Davie Allan & the Arrows
Devil’s Rumble: Anthology ’64-‘68
Released: 2004
Acquired: 2008, Sig’s Lagoon
Moving Right Along
Released: 2008
Acquired: 2008 from the artist
I have to credit our Continental Club for getting me on board with this skull-crunching guitar monster from the ‘60s. What Dick Dale’s music was to surf culture, Allan’s was for biker culture, the soundtrack of choice for B-movie films about guys and motorcycles. As Allan told me, “I went for lots of low notes a la Duane Eddy, my first guitar idol. But I added the distortion and imagined what a motorcycle might sound like if it was a musical instrument.” Shortly after we talked he finished Moving Right Along, which found him playing with the same fire and flair that he did 40 years earlier.

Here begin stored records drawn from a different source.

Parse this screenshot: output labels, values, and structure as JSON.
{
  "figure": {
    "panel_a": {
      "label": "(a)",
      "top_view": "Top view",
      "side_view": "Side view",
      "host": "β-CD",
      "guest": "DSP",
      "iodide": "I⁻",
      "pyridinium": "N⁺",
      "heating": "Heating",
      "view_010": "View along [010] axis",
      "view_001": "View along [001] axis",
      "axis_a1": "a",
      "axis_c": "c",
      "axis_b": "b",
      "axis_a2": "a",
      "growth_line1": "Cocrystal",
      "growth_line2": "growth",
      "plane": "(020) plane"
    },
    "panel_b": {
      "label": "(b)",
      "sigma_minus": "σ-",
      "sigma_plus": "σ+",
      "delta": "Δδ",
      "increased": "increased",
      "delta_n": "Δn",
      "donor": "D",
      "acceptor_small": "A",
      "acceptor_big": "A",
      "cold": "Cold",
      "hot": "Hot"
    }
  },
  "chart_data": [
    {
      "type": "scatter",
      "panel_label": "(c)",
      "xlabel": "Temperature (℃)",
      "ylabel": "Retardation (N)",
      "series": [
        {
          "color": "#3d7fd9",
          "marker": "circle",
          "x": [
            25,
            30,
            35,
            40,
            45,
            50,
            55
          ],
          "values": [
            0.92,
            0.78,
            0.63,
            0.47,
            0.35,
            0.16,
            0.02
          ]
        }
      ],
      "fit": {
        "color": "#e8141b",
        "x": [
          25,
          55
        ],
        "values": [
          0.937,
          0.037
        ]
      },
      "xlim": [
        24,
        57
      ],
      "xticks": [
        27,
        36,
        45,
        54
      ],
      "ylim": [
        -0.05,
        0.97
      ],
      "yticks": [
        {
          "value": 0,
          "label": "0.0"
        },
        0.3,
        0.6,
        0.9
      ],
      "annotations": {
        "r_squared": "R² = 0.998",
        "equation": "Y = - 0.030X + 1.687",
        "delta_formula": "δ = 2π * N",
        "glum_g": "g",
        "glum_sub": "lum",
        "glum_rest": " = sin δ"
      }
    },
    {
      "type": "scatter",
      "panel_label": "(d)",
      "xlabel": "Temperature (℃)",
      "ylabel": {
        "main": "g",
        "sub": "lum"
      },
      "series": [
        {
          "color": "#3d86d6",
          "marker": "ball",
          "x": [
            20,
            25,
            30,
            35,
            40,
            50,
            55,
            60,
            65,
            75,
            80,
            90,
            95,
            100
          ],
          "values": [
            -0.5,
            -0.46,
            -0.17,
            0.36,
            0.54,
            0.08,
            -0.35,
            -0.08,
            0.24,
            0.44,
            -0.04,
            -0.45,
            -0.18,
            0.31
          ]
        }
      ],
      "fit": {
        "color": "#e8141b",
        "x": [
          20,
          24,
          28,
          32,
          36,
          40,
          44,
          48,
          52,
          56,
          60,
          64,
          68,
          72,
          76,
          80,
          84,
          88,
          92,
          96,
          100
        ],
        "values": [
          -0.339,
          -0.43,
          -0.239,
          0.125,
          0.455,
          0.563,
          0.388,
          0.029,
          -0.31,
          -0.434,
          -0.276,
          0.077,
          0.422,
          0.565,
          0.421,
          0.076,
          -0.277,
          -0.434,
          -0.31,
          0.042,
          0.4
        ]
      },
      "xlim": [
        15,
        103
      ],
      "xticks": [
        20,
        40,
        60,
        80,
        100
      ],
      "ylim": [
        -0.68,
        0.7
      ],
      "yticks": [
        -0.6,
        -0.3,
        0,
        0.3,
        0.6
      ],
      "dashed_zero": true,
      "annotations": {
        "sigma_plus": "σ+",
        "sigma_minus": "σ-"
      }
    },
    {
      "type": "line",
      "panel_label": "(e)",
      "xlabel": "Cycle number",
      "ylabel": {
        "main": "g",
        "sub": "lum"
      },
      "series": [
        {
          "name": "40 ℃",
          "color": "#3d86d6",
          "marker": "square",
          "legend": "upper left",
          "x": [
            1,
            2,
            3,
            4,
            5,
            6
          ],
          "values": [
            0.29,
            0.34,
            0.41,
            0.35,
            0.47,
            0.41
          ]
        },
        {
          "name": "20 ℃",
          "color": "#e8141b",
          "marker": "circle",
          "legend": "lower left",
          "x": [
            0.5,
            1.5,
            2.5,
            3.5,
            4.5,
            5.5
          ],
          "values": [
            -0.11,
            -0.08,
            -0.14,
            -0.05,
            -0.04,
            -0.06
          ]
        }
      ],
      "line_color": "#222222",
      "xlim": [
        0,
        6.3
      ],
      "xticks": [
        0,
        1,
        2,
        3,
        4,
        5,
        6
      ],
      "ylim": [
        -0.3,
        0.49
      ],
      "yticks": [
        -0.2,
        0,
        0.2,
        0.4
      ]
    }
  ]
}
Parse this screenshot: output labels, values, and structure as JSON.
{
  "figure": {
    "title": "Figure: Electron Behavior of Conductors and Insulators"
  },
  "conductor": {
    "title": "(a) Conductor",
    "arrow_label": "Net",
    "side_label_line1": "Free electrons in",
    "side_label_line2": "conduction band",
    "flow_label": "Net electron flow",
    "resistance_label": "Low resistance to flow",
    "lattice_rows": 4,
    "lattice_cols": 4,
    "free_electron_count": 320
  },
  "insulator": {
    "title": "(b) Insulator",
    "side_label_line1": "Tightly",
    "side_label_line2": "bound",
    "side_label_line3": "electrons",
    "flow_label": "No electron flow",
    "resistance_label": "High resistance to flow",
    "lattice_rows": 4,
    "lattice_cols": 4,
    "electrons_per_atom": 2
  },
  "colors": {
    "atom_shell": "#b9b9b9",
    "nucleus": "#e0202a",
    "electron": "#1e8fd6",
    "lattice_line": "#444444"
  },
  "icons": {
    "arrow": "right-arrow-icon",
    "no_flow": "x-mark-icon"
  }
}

If you dig old-school instrumental guitar rock, his anthology is essential, like rubbing a finger-full of ground up NoDoz on your gums, not that I’ve ever done that before a big calculus exam. And if you buy into the guitar-as-extension-of-one’s-dick theory, the photo below suggests Davie Allan is a four-legged monster.
"This machine kills everything that fucks with it."
Gary Allan
Alright Guy
Released: 2001
Acquired: 2001 from a friend
Tough All Over
Released: 2005
Acquired: 2005 from the record label
Greatest Hits
Released: 2007
Acquired: 2007 from the record label
The first time I saw Gary Allan was at one of Willie Nelson’s picnics in Selma (I think) back in 2001. If memory serves it was Augustish and the temperature ranged from 172 degrees during the afternoon to 119 degrees when the sun went down. And if memory serves, Allan walked out in a dapper western suit and hat and played his set. While I sat there quaffing one glass of water per cup of beer I realized Gary Allan’s not a sissy.
The suit blocks harmful UV rays and is impervious to heat.
My buddy Richard had talked up Allan’s Smoke Rings in the Dark but I was broke at the time and never found a cheap copy. He passed along Alright Guy, which I appreciated because I liked Todd Snider a lot. A few years later Songs About Rain popped up a bunch on the radio during a road trip, so I have great affinity for that tune.
And speaking of him not being a sissy, Tough All Over is the album Allan made after his wife killed herself. It’s full of hurt and defiance, love and anger. And in perhaps the most punk-rock thing that was done during the ‘00s, Allan took Best I Ever Had, a flaccid bit of blubbery music material by Vertical Horizon, and turned it into a cathartic anthem for the departed. Unlike Allan, I am a big fat sissy, and his reading of the opening line “so you sailed away into a gray sky morning” puts a lump in my throat.
Here’s where things get tricky. As a Bakersfield guy, there’s a certain distinguished California country tradition that Allan’s a part of. And he’s not the first to thread some pop and rock into what he does. Buck Owens knew his way around pop. But like Anakin Skywalker, the wrong side of the Force seems to be winning. I certainly don’t begrudge a guy making a living, and ditching the suits and the Stetson has done wonders for Allan’s crossover appeal. But Living Hard was lacking some of the rootsy sounding stuff like I Just Got Back From Hell from its predecessor. He has a new one coming called Get Off on the Pain; its title doesn’t instill me with a lot of hope.